Parliament and the Government have both asked the NHS to make consensus proposals for how primary legislation might be adjusted to better support delivery of the agreed changes set out in this LTP. This Plan does not require changes to the law in order to be implemented. But our view is that amendment to the primary legislation would significantly accelerate progress on service integration, on administrative efficiency, and on public accountability. We recommend changes to: create publicly-accountable integrated care locally; to streamline the national administrative structures of the NHS; and remove the overly rigid competition and procurement regime applied to the NHS.

In the meantime, within the current legal framework, the NHS and our partners will be moving to create Integrated Care Systems everywhere by April 2021, building on the progress already made. ICSs bring together local organisations in a pragmatic and practical way to deliver the ‘triple integration’ of primary and specialist care, physical and mental health services, and health with social care. They will have a key role in working with Local Authorities at ‘place’ level, and through ICSs, commissioners will make shared decisions with providers on population health, service redesign and Long Term Plan implementation.

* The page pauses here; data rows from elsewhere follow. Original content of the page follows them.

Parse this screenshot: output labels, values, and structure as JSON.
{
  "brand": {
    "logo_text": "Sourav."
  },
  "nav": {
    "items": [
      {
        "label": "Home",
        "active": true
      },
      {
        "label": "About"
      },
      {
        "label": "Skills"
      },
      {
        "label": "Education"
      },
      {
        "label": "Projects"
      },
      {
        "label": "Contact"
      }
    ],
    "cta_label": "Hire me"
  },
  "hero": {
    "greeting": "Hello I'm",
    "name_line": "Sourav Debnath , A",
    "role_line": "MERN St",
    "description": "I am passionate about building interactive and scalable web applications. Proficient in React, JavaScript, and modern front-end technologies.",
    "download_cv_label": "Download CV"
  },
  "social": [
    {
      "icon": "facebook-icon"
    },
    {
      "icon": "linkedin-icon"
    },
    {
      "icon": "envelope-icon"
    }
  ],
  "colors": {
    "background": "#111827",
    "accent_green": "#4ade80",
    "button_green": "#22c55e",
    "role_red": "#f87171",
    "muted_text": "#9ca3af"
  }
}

Our National Health Service was founded in 1948 in place of fear – the fear that many people had of being unable to afford care for themselves and their families. And it was founded in a spirit of optimism – at a time of great uncertainty, coming shortly after the sacrifices of war. At its best our National Health Service is the practical expression of a shared commitment by the British people: over the past seven decades, there when we need it, at the most profound moments in our lives. But as medicine advances, health needs change, and society develops, the Health Service continually has to move forward. This Long Term Plan shows how we will do so. So that looking forward to the NHS’ 80th Birthday, in a decade’s time, we have a service that is fit for the future.